Sentiment Analysis and Opinion Mining
A significant portion of news and social media coverage contains opinions with clear economic relevance. Product and travel reviews or the articles of well-known bloggers, for example, influence consumer purchase decisions. Sentiment analysis and other opinion mining techniques to process this user-generated content are therefore becoming imperative for decision makers who aim to engage with large user communities.
Turning Data into Opinions
The ever-increasing amount of such user-generated content and the limits of human cognition require automated approaches to analyzing the sentiment expressed in online content. As part of opinion mining, sentiment analysis identifies and aggregates polar opinions – i.e., positive or negative statements about facts.
webLyzard provides the results of this automated classification as data services or visual tools. Color-coding indicates the assigned class. As shown below, colors range from red (negative) to grey (neutral) and green (positive). They vary in saturation, depending on the degree of polarity. Vivid colors hint at emotionally charged issues, while less saturated ones reflect a more neutral coverage.
Visual tools including tag cloud, keyword graph and geographic map. The sentiment for the search term “tourism” reflects the impact of the coronavirus pandemic.
Multilingual Sentiment Analysis
Parlez-vous français? User-generated content from social media platforms is noisy, unstructured, and multilingual. Extracting opinions from this type of content therefore requires robust text mining techniques. Use cases range from simple spelling corrections to more complex tasks such as sentiment analysis or the identifying entities (locations, persons, organizations).
Given that more and more users communicate in global information networks, multilingual capabilities are becoming increasingly important. As a first step, the system needs to detect the language(s) used. This is a comparably straightforward task. We then need specific language resources, for example sentiment lexicons. Without doubt the most challenging is the correct parsing of grammatical structures. Unusual expressions in specific language communities further complicate this process.
Dealing with Ambiguity
Is it Apple or an apple? Does the tweet refer to the multinational technology company or an edible fruit? Many automated systems cannot resolve such ambiguities. webLyzard addresses this problem not only through context awareness and domain-specific knowledge, but also through its ability to identify relations between semantic concepts.
Recent articles published in Knowledge-Based Systems and IEEE Intelligent Systems present our novel approach to contextualization. They describe the development of the underlying methods. They also outline advantages over existing approaches, based on detailed evaluations. User reviews of movies (IMDb), hotels (TripAdvisor) and products (Amazon) provided the gold standard for these evaluations.
The first 2013 IEEE article focuses on disambiguation and the generation of contextualized sentiment lexicons. The second article in Knowledge-Based Systems extends this method. It uses knowledge graph enrichment techniques to integrate external affective resources into the opinion mining process. The third 2017 IEEE article then increases the granularity by focusing on specific aspects. This includes product features (e.g., a digital camera’s resolution) or specific events (e.g., as part of a sponsorship agreement). Another important extension is emotion detection. In contrast to the bipolar sentiment model, emotion extraction uses more fine-grained affect models to distinguish human emotions such as Joy, Trust, Anger and Fear.

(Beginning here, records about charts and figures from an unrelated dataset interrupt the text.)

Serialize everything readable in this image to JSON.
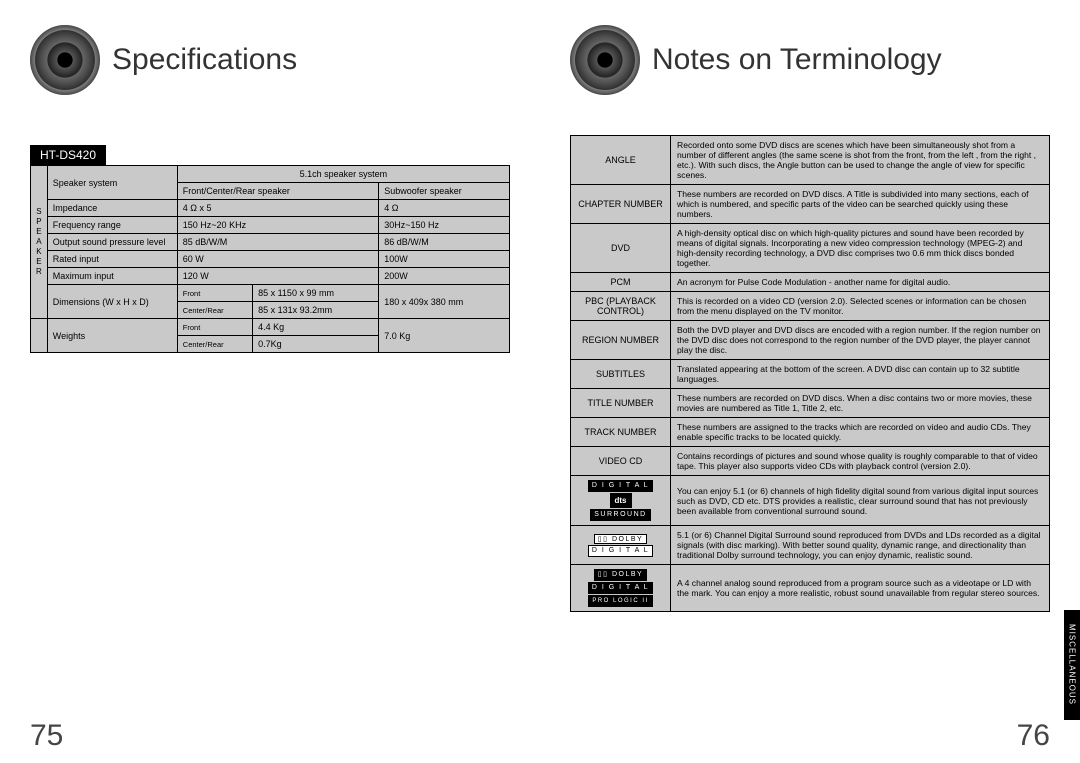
{
  "left": {
    "title": "Specifications",
    "model": "HT-DS420",
    "page_num": "75",
    "spec": {
      "side_label_letters": [
        "S",
        "P",
        "E",
        "A",
        "K",
        "E",
        "R"
      ],
      "system_header": "5.1ch speaker system",
      "col_speaker_system": "Speaker system",
      "col_fcr": "Front/Center/Rear speaker",
      "col_sub": "Subwoofer speaker",
      "rows": [
        {
          "label": "Impedance",
          "a": "4 Ω x 5",
          "b": "4 Ω"
        },
        {
          "label": "Frequency range",
          "a": "150 Hz~20 KHz",
          "b": "30Hz~150 Hz"
        },
        {
          "label": "Output sound pressure level",
          "a": "85 dB/W/M",
          "b": "86 dB/W/M"
        },
        {
          "label": "Rated input",
          "a": "60 W",
          "b": "100W"
        },
        {
          "label": "Maximum input",
          "a": "120 W",
          "b": "200W"
        }
      ],
      "dim_label": "Dimensions  (W x H x D)",
      "dim_front_lbl": "Front",
      "dim_front_val": "85 x 1150 x 99 mm",
      "dim_cr_lbl": "Center/Rear",
      "dim_cr_val": "85 x 131x 93.2mm",
      "dim_sub": "180 x 409x 380 mm",
      "wt_label": "Weights",
      "wt_front_lbl": "Front",
      "wt_front_val": "4.4 Kg",
      "wt_cr_lbl": "Center/Rear",
      "wt_cr_val": "0.7Kg",
      "wt_sub": "7.0 Kg"
    }
  },
  "right": {
    "title": "Notes on Terminology",
    "page_num": "76",
    "side_tab": "MISCELLANEOUS",
    "terms": [
      {
        "key": "ANGLE",
        "val": "Recorded onto some DVD discs are scenes which have been simultaneously shot from a number of different angles (the same scene is shot from the front, from the left , from the right , etc.). With such discs, the Angle button can be used to change the angle of view for specific scenes."
      },
      {
        "key": "CHAPTER NUMBER",
        "val": "These numbers are recorded on DVD discs. A Title is subdivided into many sections, each of which is numbered, and specific parts of the video can be searched quickly using these numbers."
      },
      {
        "key": "DVD",
        "val": "A high-density optical disc on which high-quality pictures and sound have been recorded by means of digital signals. Incorporating a new video compression technology (MPEG-2) and high-density recording technology, a DVD disc comprises  two 0.6 mm thick discs bonded together."
      },
      {
        "key": "PCM",
        "val": "An acronym for Pulse Code Modulation - another name for digital audio."
      },
      {
        "key": "PBC (PLAYBACK CONTROL)",
        "val": "This is recorded on a video CD (version 2.0). Selected scenes or information can be chosen from the menu displayed on the TV monitor."
      },
      {
        "key": "REGION NUMBER",
        "val": "Both the DVD player and DVD discs are encoded with a region number. If the region number on the DVD disc does not correspond to the region number of the DVD player, the player cannot play the disc."
      },
      {
        "key": "SUBTITLES",
        "val": "Translated appearing at the bottom of the screen. A DVD disc can contain up to 32 subtitle languages."
      },
      {
        "key": "TITLE NUMBER",
        "val": "These numbers are recorded on DVD discs.  When a disc contains two or more movies, these movies are numbered as Title 1, Title 2, etc."
      },
      {
        "key": "TRACK NUMBER",
        "val": "These numbers are assigned to the tracks which are recorded on video and audio CDs. They enable specific tracks to be located quickly."
      },
      {
        "key": "VIDEO CD",
        "val": "Contains recordings of pictures and sound whose quality is roughly comparable to that of video tape.\nThis player also supports video CDs with playback control (version 2.0)."
      }
    ],
    "dts_text": "You can enjoy 5.1 (or 6) channels of high fidelity digital sound from various digital input sources such as DVD, CD etc.\nDTS provides a realistic, clear surround sound that has not  previously been available from  conventional surround sound.",
    "dolby_text": "5.1 (or 6) Channel Digital Surround sound reproduced from DVDs and LDs recorded as a digital signals (with         disc marking). With better sound quality, dynamic range, and directionality than traditional Dolby surround technology, you can enjoy dynamic, realistic sound.",
    "prologic_text": "A 4 channel analog sound reproduced from a program source such as a videotape or LD with the         mark. You can enjoy a more realistic, robust sound unavailable from regular stereo sources.",
    "logo_dts_top": "D I G I T A L",
    "logo_dts_mid": "dts",
    "logo_dts_bot": "SURROUND",
    "logo_dolby_top": "DOLBY",
    "logo_dolby_bot": "D I G I T A L",
    "logo_pl_top": "DOLBY",
    "logo_pl_mid": "D I G I T A L",
    "logo_pl_bot": "PRO LOGIC II"
  }
}
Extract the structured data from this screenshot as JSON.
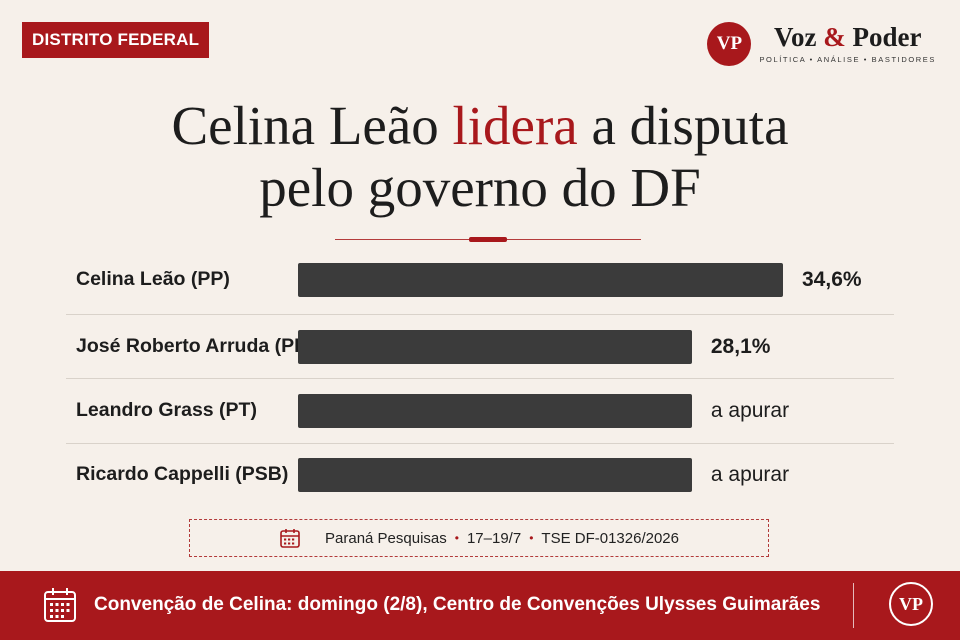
{
  "tag": "DISTRITO FEDERAL",
  "brand": {
    "initials": "VP",
    "name_a": "Voz",
    "amp": "&",
    "name_b": "Poder",
    "tagline": "POLÍTICA • ANÁLISE • BASTIDORES"
  },
  "headline": {
    "part1": "Celina Leão",
    "highlight": "lidera",
    "part2": "a disputa",
    "line2": "pelo governo do DF"
  },
  "chart_data": {
    "type": "bar",
    "orientation": "horizontal",
    "categories": [
      "Celina Leão (PP)",
      "José Roberto Arruda (PL)",
      "Leandro Grass (PT)",
      "Ricardo Cappelli (PSB)"
    ],
    "values": [
      34.6,
      28.1,
      null,
      null
    ],
    "value_labels": [
      "34,6%",
      "28,1%",
      "a apurar",
      "a apurar"
    ],
    "bar_color": "#3b3b3b",
    "pending_bar_value": 28.1
  },
  "source": {
    "institute": "Paraná Pesquisas",
    "dates": "17–19/7",
    "registration": "TSE DF-01326/2026"
  },
  "footer": {
    "text": "Convenção de Celina: domingo (2/8), Centro de Convenções Ulysses Guimarães",
    "logo": "VP"
  },
  "colors": {
    "accent": "#a8181c",
    "background": "#f6f0ea",
    "footer_bg": "#a8181c"
  },
  "icons": {
    "source": "calendar-icon",
    "footer": "calendar-icon"
  }
}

Sentiment Analysis References
- Weichselbraun, A., Gindl, S., Fischer, F., Vakulenko, S. and Scharl, A. (2017). “Aspect-Based Extraction and Analysis of Affective Knowledge from Social Media Streams“, IEEE Intelligent Systems, 32(3): 80-88.
- Weichselbraun, A., Gindl, S. and Scharl, A. (2014). “Enriching Semantic Knowledge Bases for Opinion Mining in Big Data Applications”, Knowledge-Based Systems, 69:78-85.
- Weichselbraun, A., Gindl, S. and Scharl, A. (2013). “Extracting and Grounding Contextualized Sentiment Lexicons”, IEEE Intelligent Systems, 28(2): 39-46.
- Scharl, A. and Weichselbraun, A. (2008). “An Automated Approach to Investigating the Online Media Coverage of US Presidential Elections”, Journal of Information Technology & Politics, 5(1): 121-132.